The Xtra ran on what looked suspiciously like bicycle wheels, but as these took 26″ x 2 1/4″ Avon tyres, perhaps they were borrowed from a carrier-cycle! (These days, the smallest tyres you see at vintage events, on properly-shod old cars, are Dunlop’s 26 x 3 or 710 x 90 beaded-edge covers, and these wear out quickly enough, so that I swallow every time my 1922 Talbot-Darracq with its “solid” back axle takes an acute corner! But I believe the original tyre-size for it was 700 x 60, over which the Xtra’s Avons were perhaps a marginal improvement!) The makers listed the contraption at 95 guineas but, even so, it is surprising that anyone fell for it; however, a few did, and a number of years ago MOTOR SPORT had a letter from a reader who had owned one. By 1923 there was the option of the 3 1/2 h.p. Villiers engine and by 1924 the price had been reduced to 70 gns. for the 2 1/4 h.p. model, 75 gns. for the more powerful version. The Xtra wasn’t a vehicle, I would have thought, in which you would want to go down to the post or even as far as the local!
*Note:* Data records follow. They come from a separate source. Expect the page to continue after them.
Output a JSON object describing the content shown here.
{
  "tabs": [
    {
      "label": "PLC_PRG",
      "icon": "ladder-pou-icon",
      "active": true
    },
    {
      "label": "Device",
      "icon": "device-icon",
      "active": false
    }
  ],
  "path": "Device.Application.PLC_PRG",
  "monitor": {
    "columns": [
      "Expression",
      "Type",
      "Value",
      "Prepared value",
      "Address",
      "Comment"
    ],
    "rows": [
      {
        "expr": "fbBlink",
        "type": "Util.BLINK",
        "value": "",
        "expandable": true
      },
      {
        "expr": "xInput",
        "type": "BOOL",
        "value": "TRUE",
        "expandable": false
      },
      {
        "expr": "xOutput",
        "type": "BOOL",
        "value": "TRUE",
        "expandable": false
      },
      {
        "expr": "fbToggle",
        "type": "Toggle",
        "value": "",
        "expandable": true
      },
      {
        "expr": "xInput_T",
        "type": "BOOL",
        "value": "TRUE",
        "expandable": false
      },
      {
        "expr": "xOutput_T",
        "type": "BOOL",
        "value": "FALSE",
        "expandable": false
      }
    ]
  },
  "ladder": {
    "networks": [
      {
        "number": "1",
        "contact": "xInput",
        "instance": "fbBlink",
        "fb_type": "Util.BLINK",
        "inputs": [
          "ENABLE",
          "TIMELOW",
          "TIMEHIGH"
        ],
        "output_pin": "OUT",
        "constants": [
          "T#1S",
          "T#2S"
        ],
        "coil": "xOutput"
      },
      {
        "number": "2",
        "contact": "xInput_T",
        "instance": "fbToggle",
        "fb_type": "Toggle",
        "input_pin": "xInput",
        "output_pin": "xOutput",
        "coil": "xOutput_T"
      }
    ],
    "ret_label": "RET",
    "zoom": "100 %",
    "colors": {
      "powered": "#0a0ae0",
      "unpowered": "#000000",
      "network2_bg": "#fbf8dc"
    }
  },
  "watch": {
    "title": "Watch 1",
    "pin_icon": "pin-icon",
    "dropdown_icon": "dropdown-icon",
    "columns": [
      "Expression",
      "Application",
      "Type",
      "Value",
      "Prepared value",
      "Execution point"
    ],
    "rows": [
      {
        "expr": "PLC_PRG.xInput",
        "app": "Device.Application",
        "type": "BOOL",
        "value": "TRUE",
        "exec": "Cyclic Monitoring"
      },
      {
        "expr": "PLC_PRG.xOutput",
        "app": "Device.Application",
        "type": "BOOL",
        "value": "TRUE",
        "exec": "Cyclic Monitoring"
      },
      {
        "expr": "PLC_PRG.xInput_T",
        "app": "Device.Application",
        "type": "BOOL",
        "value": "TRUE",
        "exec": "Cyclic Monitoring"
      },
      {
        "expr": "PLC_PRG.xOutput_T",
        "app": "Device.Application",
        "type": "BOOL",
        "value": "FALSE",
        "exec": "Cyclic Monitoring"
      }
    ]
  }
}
Yet, and this is the point, one of these tiny cyclecars was delivered to a customer in Switzerland in 1922 — by road.
This monstrosity of a cyclecar — or so it must have seemed to many who saw the driver setting off in the little machine, which was only 4′ 6″ wide — was shipped from Newhaven to Dieppe one Sunday night. Admittedly, at about the same time a GN had done a Scottish tour at 48.5 m.p.g. and 1,000 m.p.g. of oil and a Tamplin cyclecar had covered 500 miles in 24 hours in this country, up the Great North Road and back, at 45 m.p.g. of petrol and 1,000 m.p.g. of oil, the only trouble experienced being three breakages of the driving-belt fasteners. But that was with a JAP-engined two-seater, not with a two-stroke engine of only 269 c.c. which was not so much as fan-cooled.
However, the Xtra got to Paris without trouble. In Paris the Michelin establishment provided maps of the rest of the route, mostly over by-roads of untarred macadam. Through the beautiful Fontainebleau forest, where the Bol d’Or cyclecar races were held, the little Xtra hummed, but some 40 miles out the engine stopped. The magneto rocker-arm had broken. A spare arm was in the spares-kit (all spares were packed in hard grease to prevent damage from vibration, offered as a useful tip!) but it had no platinum point. After unsuccessful attempts to fit that from the broken arm the engine ran satisfactorily without the point. At a village near Sens a blacksmith was found who actually had a spare platinum point, which he filed down and riveted to the new rocker arm. The driver still had 200 miles to cover to Lyons, where he was due the next morning — he had spent a day in Paris on business and was, maybe, a salesman for the oddity he was driving. The hills at Avallon brought the Xtra off top speed but it pulled up them at half-throttle, on the other speed. The ascending was slow, but sure. Until, that is, the engine stopped again. This time it was for want of petrol, whereupon the driver discovered that the spare tins of fuel and oil that he had packed had apparently been stolen. The solution was drastic. He coasted three miles downhill, to a grocer’s shop. Alas, the grocer, although a French grocer who stocked petrol, was temporarily out of it. So three litres of paraffin was purchased and on this, using a double dose of engine oil, the Xtra functioned contentedly enough! The hills got worse but the Xtra, on its unusual fuel, made light of them, even that of the seven-mile climb at Chamelot. Darkness then overtook the traveller, so he stopped at Lozanne for the night. Next day he ran round Lyons to keep his appointment, quite a feat, from what I remember of naviating across the complex city.
Then it was on towards Geneva, the mountains commencing at Merionat but the Xtra climbing the gradients without faltering, although one suspects at a crawl. A short distance after re-making acquaintance with the Rhone and crossing its bridge, the Frontier was reached, where courteous officials showed much interest in the manifestation from England. It was still not lunch time.
Who, one wonders, had fallen for the idea of using an Xtra in mountainous Switzerland: and what fun if an Xtra should turn up at the next VSCC Cyclecar Rally! — W.B.